Trollope and His Contemporaries

TrollopeAndHisContemporaries is a listserv group where people are invited to discuss Trollope's work and that of his 19th century contemporaries. We define the period generously from 1800-post1918, and cover all countries. We began in 1995 on Elizabeth Thompson's listserv at Majordomo and were founded as a separate group which had a dual focus by Michael Powe in Fall 1997. Our banner heading is George Hicks's painting, The General Post Office, One Minute to Six"  (1860).
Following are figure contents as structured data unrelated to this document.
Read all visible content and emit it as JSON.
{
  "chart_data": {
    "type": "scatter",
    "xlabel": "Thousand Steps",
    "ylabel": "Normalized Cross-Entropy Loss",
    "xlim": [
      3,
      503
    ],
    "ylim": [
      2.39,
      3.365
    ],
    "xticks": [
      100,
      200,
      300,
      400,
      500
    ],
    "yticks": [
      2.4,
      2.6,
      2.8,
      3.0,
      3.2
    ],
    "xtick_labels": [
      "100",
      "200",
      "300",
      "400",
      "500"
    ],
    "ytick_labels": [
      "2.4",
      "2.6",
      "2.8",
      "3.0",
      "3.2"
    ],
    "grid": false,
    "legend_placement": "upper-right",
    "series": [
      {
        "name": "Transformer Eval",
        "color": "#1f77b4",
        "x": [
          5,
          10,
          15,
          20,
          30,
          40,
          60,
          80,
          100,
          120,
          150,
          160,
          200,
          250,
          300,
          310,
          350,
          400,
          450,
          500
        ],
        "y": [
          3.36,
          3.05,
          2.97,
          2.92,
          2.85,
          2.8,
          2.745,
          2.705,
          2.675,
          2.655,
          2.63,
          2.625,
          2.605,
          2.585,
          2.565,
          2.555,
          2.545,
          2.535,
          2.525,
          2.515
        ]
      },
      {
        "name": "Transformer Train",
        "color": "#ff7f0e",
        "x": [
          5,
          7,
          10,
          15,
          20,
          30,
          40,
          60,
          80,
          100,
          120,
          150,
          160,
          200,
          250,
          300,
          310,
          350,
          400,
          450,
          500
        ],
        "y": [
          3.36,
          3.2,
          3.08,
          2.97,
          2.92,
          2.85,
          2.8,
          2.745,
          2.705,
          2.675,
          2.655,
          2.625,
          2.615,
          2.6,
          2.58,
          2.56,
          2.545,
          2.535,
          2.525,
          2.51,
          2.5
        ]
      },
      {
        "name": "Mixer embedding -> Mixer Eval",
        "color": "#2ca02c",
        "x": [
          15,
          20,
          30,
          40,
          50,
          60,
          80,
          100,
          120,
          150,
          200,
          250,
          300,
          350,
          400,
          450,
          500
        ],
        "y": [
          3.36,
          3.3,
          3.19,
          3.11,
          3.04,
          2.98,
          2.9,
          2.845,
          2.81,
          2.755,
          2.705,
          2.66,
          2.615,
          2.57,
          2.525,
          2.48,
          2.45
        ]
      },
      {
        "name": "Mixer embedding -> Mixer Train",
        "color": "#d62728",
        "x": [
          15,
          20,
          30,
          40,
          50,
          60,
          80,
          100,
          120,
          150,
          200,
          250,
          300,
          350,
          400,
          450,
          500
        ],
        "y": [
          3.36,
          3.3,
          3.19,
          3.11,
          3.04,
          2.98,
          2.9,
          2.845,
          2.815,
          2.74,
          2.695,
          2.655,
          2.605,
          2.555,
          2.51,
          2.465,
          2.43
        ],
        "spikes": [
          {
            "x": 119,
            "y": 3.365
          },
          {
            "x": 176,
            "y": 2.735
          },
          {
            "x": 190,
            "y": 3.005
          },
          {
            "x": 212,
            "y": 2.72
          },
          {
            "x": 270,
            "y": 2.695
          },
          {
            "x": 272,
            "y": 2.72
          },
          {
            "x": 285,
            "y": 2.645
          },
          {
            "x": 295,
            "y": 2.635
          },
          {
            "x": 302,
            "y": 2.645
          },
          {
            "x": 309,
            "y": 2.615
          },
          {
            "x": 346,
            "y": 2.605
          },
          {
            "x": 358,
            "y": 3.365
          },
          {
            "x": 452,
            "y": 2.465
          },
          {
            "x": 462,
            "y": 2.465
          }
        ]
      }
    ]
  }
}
Donald Pleasence as Mr Harding from the BBC 1983 Barchester Chronicles.

Our schedule:

  • Right now Charlotte Bronte's Shirley, and last (a bout of Trollope's contemporaries) Tayeb Salih, Season of the Migration to the North
  • Trollope's North America (?) or would people prefer Trollope's John Caldigate (he emigrates to Australia for a while); perhaps Multatuli (Eduard Douwes Dekker)'s Havelar; or, the Coffee Auctions of the Dutch Trading Company
  • Hugo's Les Miserables (we tried this many years ago but we now have Andrew Davies' film adaptation, David Bellos's book and new editions to help us through), not to omit an audiobook CD reading by David Case; Scott's Regauntlet; Disraeli's Coningsby; Gaskell's My Lady Ludlow and/or Life of Charlotte Bronte; Oliphant's The Ladies Lindores; any neo-Victorian historical novels; Jane Austen's Mansfield Park. For post-colonialist choices: Flora Annie Steel's The Face Upon the Waters;  EM Forster's Passage to India; George Orwell's Burmese Days ; JG Farrell's Seige of Krishnapur; ; Chinua Achebe's Things Fall Apart (I'm not sure this last is not too far from the 19th century.1958 -- but we could ....) We could fit in Tarchetti's Fosca, retitled Passion in a translation by Lawrence Venuti. Finally Julia Kavanaugh's Rachel Grey (brilliant Brontesque book, single volume Elibron)


Movies: 19th century books on and film adaptations and historical movies set in or about our very long 19th century, including but not limited to the film adaptations of any and historical novels and Victorian and neo-Victorian novels are  part of our terrain. We last watched as a group and singly different film adaptations of The Woman in White, Little Women and Andrew Davies's 2018 Les Miserables.